WL semble suffisamment agacé pour la journée. Poliment, il nous demande de foutre le camp. N'est-ce pas ce que je voulais ? Il nous offre même le taxi. Sympathique. L'autre femme répond, pas très pressée de quitter les lieux visiblement. Les jambes à l'air, je regarde notre homme quitter la pièce, sans rien dire. La jeune femme brise le silence qui s'installe en me demandant si le pantalon qu'elle tient est à moi. Je souris en reconnaissant mon jean :
Oui, c'est à moi ! Merci, j'ajoute en enfilant rapidement mon pantalon, dernier vêtement qu'il me manquait pour être complètement habillée.
Nous sommes ensuite attirées vers la cuisine dont parle WL. Je me retiens de rire. Je n'ai jamais vu une cuisine pareille, mais dans la pire de mes soirées. Je vois un verre à moitié vide et bizarrement, j'ai la sensation de le reconnaître. Je m'en approche, pour renifler ce qu'il y a dedans. Hmm.. C'est pas du jus d'orange ça.. Je grimace, une légère envie de vomir dans la gorge sous le souvenir de l'odeur de l'alcool. WL quitte la pièce à nouveau. Faudrait peut-être que je lui demande son nom quand même ? Et à la fille aussi ? Ah bah tiens, justement, elle semble m'avoir entendue. Anja. Je me fourre ça dans un coin de la tête. Le nom ne me dit rien du tout. J'ai si peu de souvenirs que ça ? On ne se l'est peut-être pas dit, tout simplement ? Je lui donne mon prénom rapidement pour que les présentations soient complètes puis enchaîne sur toutes ses questions :
Wouah, wouah. Trop de questions pour une soirée où j'ai trop peu de souvenirs, dis-je, massant mes tempes en rigolant. Je me souviens de rien moi aussi.. Je perds mon sourire. Juste de cette soirée d'inauguration comme tu dis. Un collègue m'avait invité. Puis, des cocktails. Beaucoup de cocktails. Et rien.
Aah comme c'est frustrant !!

Un détail dans la cuisine ravagée par des fous alcooliques attire mon attention. Owh, mimi ! Mon téléphone ! Pleine d'espoir, j'espère trouver des réponses dedans. Je fais signe à Anja de venir voir avec moi. Je déverrouille l'engin. Un message de Tim'. Owh, Tim', dis-moi que tu te souviens de la soirée.


Timothé (boulot)

Salut Rose. Comment tu vas ? Où es-tu ?
Je suis vraiment désolé, j'ai tout fait pour pas que tu ne partes avec cet homme. J'aurais du faire attention aux verres que tu buvais. Faut dire que j'avais bien bu aussi.
M'enfin, une seconde d'inattention et tu avais disparu avec Wolfgang Loewer.
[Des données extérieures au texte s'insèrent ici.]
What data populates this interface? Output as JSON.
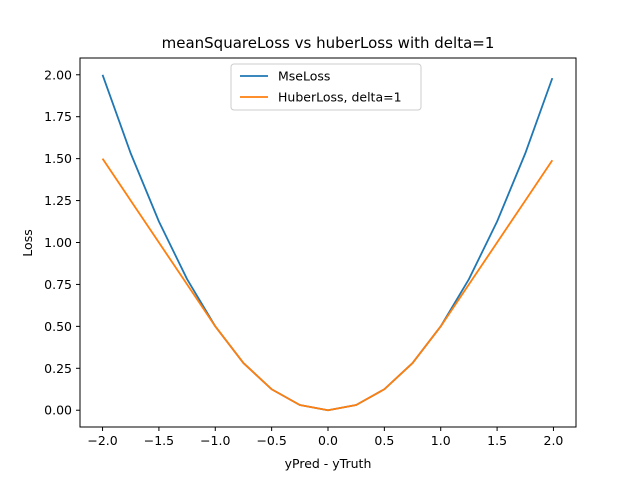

Ecris-moi quand tu seras réveillée, je viens te chercher !



Il est vraiment gentil Tim'. Je réponds rapidement que je suis rentrée chez moi et que tout va bien – je ne veux pas qu'il s'inquiète pour moi ; et qu'il vienne me chercher –. Je m'en veux presque d'avoir fini bourrée et d'être partie avec un inconnu. Attendez, stop ! Je relis le prénom. WL. WL ? Wolfgang Loewer ? Je me tourne vers Anja, beaucoup trop surprise :
Attend, on est chez Wolfgang Loewer ? Le monsieur qui.. que..
Ma grand-mère m'en avait un petit peu parlé mais je n'aime pas la politique, alors que j'avais pas tout compris. Je n'avais pas d'amis rebelles, je n'avais pas vraiment d'amis en fait, je n'ai pas vraiment d'amis. Je n'ai pas suivi l'histoire politique. Mais ce nom ne m'est pas inconnu.
Tu le connais, je veux dire, personnellement ?
De ce que j'ai compris, tout le monde connaît cet homme – sauf moi, oui, oui –. Anja avait visiblement l'air de le connaître plus qu'un homme dont parlent les journaux. J'ai soudainement envie de rire de mon manque de connaissance si humiliant.. Mais je me retiens. J'ai une soirée à reconstituer !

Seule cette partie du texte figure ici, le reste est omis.